Now that you’ve seen how to build a histogram in Python from the ground up, let’s see how other Python packages can do the job for you. Matplotlib provides the functionality to visualize Python histograms out of the box with a versatile wrapper around NumPy’s histogram():

import matplotlib.pyplot as plt

# An "interface" to matplotlib.axes.Axes.hist() method
n, bins, patches = plt.hist(x=d, bins='auto', color='#0504aa',
alpha=0.7, rwidth=0.85)
plt.grid(axis='y', alpha=0.75)
plt.xlabel('Value')
plt.ylabel('Frequency')
plt.title('My Very Own Histogram')
plt.text(23, 45, r'$\mu=15, b=3$')
maxfreq = n.max()
# Set a clean upper y-axis limit.
plt.ylim(ymax=np.ceil(maxfreq / 10) * 10 if maxfreq % 10 else maxfreq + 10)


As defined earlier, a plot of a histogram uses its bin edges on the x-axis and the corresponding frequencies on the y-axis. In the chart above, passing bins='auto' chooses between two algorithms to estimate the ideal number of bins. At a high level, the goal of the algorithm is to choose a bin width that generates the most faithful representation of the data. For more on this subject, which can get pretty technical, check out Choosing Histogram Bins from the Astropy docs.

Staying in Python’s scientific stack, Pandas’ Series.histogram() uses matplotlib.pyplot.hist() to draw a Matplotlib histogram of the input Series:

import pandas as pd

# Generate data on commute times.
size, scale = 1000, 10
commutes = pd.Series(np.random.gamma(scale, size=size) ** 1.5)

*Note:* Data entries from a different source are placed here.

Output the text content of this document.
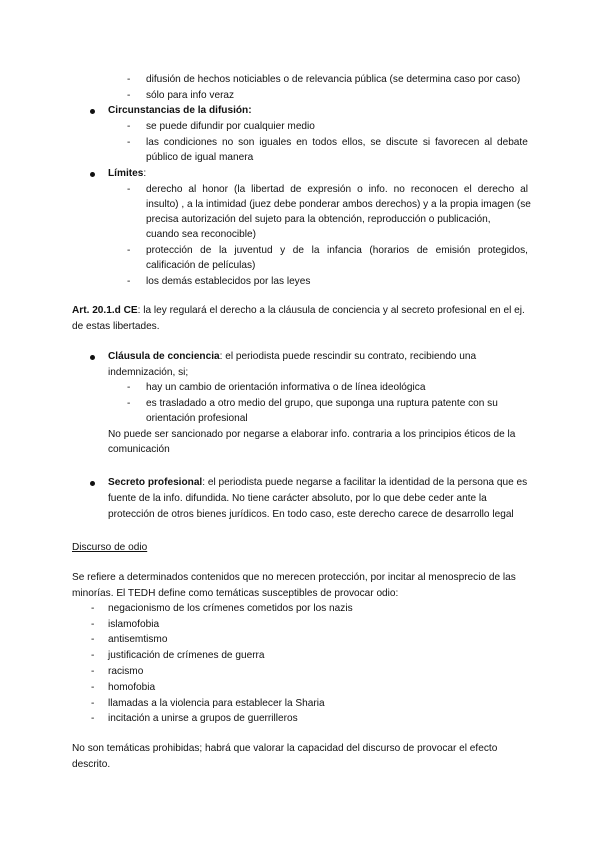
- difusión de hechos noticiables o de relevancia pública (se determina caso por caso)
- sólo para info veraz
Circunstancias de la difusión:
- se puede difundir por cualquier medio
- las condiciones no son iguales en todos ellos, se discute si favorecen al debate
público de igual manera
Límites:
- derecho al honor (la libertad de expresión o info. no reconocen el derecho al
insulto) , a la intimidad (juez debe ponderar ambos derechos) y a la propia imagen (se
precisa autorización del sujeto para la obtención, reproducción o publicación,
cuando sea reconocible)
- protección de la juventud y de la infancia (horarios de emisión protegidos,
calificación de películas)
- los demás establecidos por las leyes
Art. 20.1.d CE: la ley regulará el derecho a la cláusula de conciencia y al secreto profesional en el ej.
de estas libertades.
Cláusula de conciencia: el periodista puede rescindir su contrato, recibiendo una
indemnización, si;
- hay un cambio de orientación informativa o de línea ideológica
- es trasladado a otro medio del grupo, que suponga una ruptura patente con su
orientación profesional
No puede ser sancionado por negarse a elaborar info. contraria a los principios éticos de la
comunicación
Secreto profesional: el periodista puede negarse a facilitar la identidad de la persona que es
fuente de la info. difundida. No tiene carácter absoluto, por lo que debe ceder ante la
protección de otros bienes jurídicos. En todo caso, este derecho carece de desarrollo legal
Discurso de odio
Se refiere a determinados contenidos que no merecen protección, por incitar al menosprecio de las
minorías. El TEDH define como temáticas susceptibles de provocar odio:
- negacionismo de los crímenes cometidos por los nazis
- islamofobia
- antisemtismo
- justificación de crímenes de guerra
- racismo
- homofobia
- llamadas a la violencia para establecer la Sharia
- incitación a unirse a grupos de guerrilleros
No son temáticas prohibidas; habrá que valorar la capacidad del discurso de provocar el efecto
descrito.
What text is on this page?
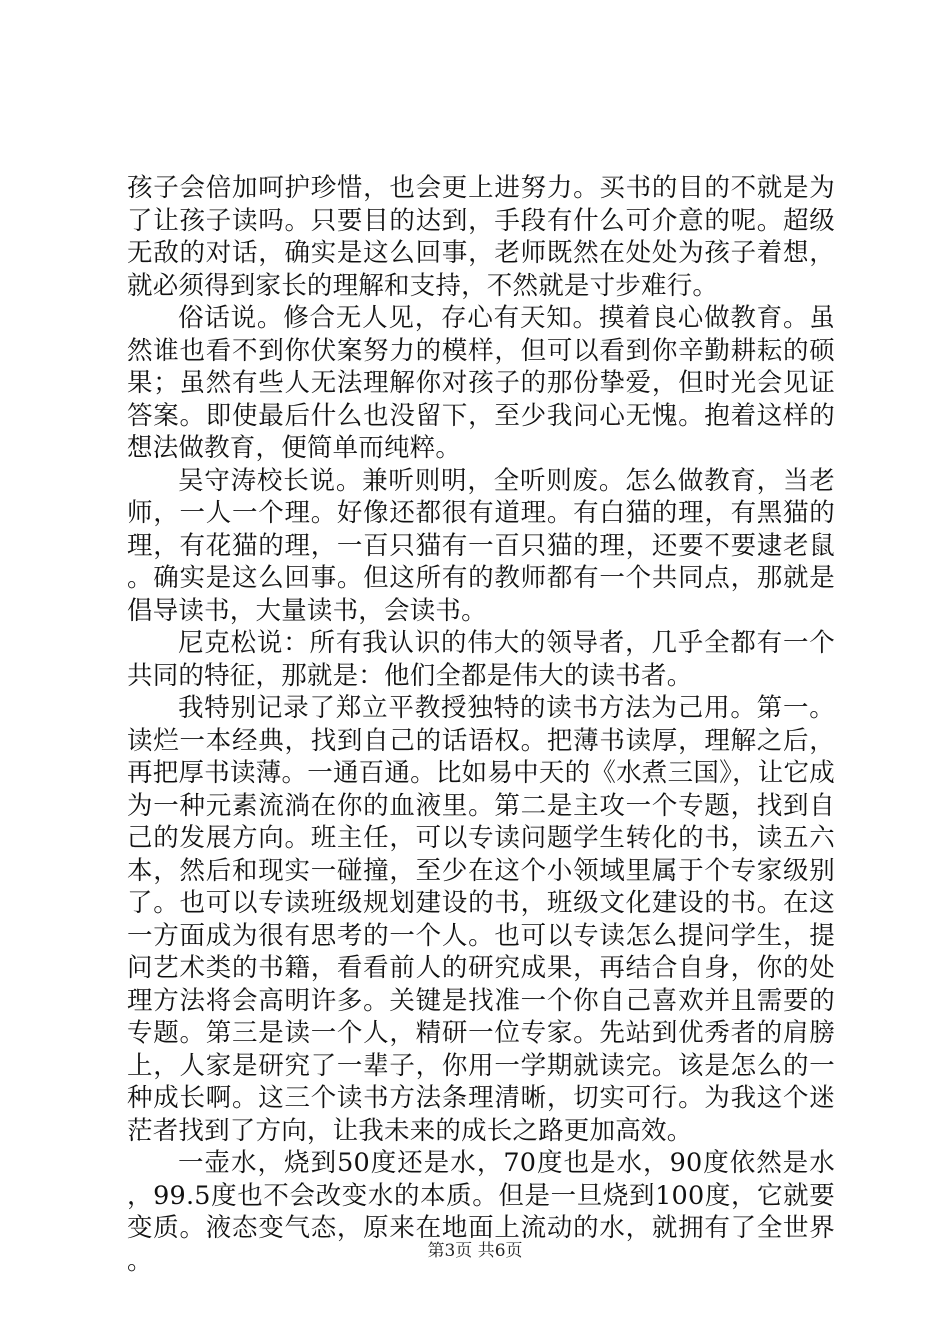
孩子会倍加呵护珍惜，也会更上进努力。买书的目的不就是为了让孩子读吗。只要目的达到，手段有什么可介意的呢。超级无敌的对话，确实是这么回事，老师既然在处处为孩子着想，就必须得到家长的理解和支持，不然就是寸步难行。

俗话说。修合无人见，存心有天知。摸着良心做教育。虽然谁也看不到你伏案努力的模样，但可以看到你辛勤耕耘的硕果；虽然有些人无法理解你对孩子的那份挚爱，但时光会见证答案。即使最后什么也没留下，至少我问心无愧。抱着这样的想法做教育，便简单而纯粹。

吴守涛校长说。兼听则明，全听则废。怎么做教育，当老师，一人一个理。好像还都很有道理。有白猫的理，有黑猫的理，有花猫的理，一百只猫有一百只猫的理，还要不要逮老鼠。确实是这么回事。但这所有的教师都有一个共同点，那就是倡导读书，大量读书，会读书。

尼克松说：所有我认识的伟大的领导者，几乎全都有一个共同的特征，那就是：他们全都是伟大的读书者。

我特别记录了郑立平教授独特的读书方法为己用。第一。读烂一本经典，找到自己的话语权。把薄书读厚，理解之后，再把厚书读薄。一通百通。比如易中天的《水煮三国》，让它成为一种元素流淌在你的血液里。第二是主攻一个专题，找到自己的发展方向。班主任，可以专读问题学生转化的书，读五六本，然后和现实一碰撞，至少在这个小领域里属于个专家级别了。也可以专读班级规划建设的书，班级文化建设的书。在这一方面成为很有思考的一个人。也可以专读怎么提问学生，提问艺术类的书籍，看看前人的研究成果，再结合自身，你的处理方法将会高明许多。关键是找准一个你自己喜欢并且需要的专题。第三是读一个人，精研一位专家。先站到优秀者的肩膀上，人家是研究了一辈子，你用一学期就读完。该是怎么的一种成长啊。这三个读书方法条理清晰，切实可行。为我这个迷茫者找到了方向，让我未来的成长之路更加高效。

一壶水，烧到50度还是水，70度也是水，90度依然是水，99.5度也不会改变水的本质。但是一旦烧到100度，它就要变质。液态变气态，原来在地面上流动的水，就拥有了全世界。	第3页 共6页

commutes.plot.hist(grid=True, bins=20, rwidth=0.9,
color='#607c8e')
plt.title('Commute Times for 1,000 Commuters')
plt.xlabel('Counts')
plt.ylabel('Commute Time')
plt.grid(axis='y', alpha=0.75)


pandas.DataFrame.histogram() is similar but produces a histogram for each column of data in the DataFrame.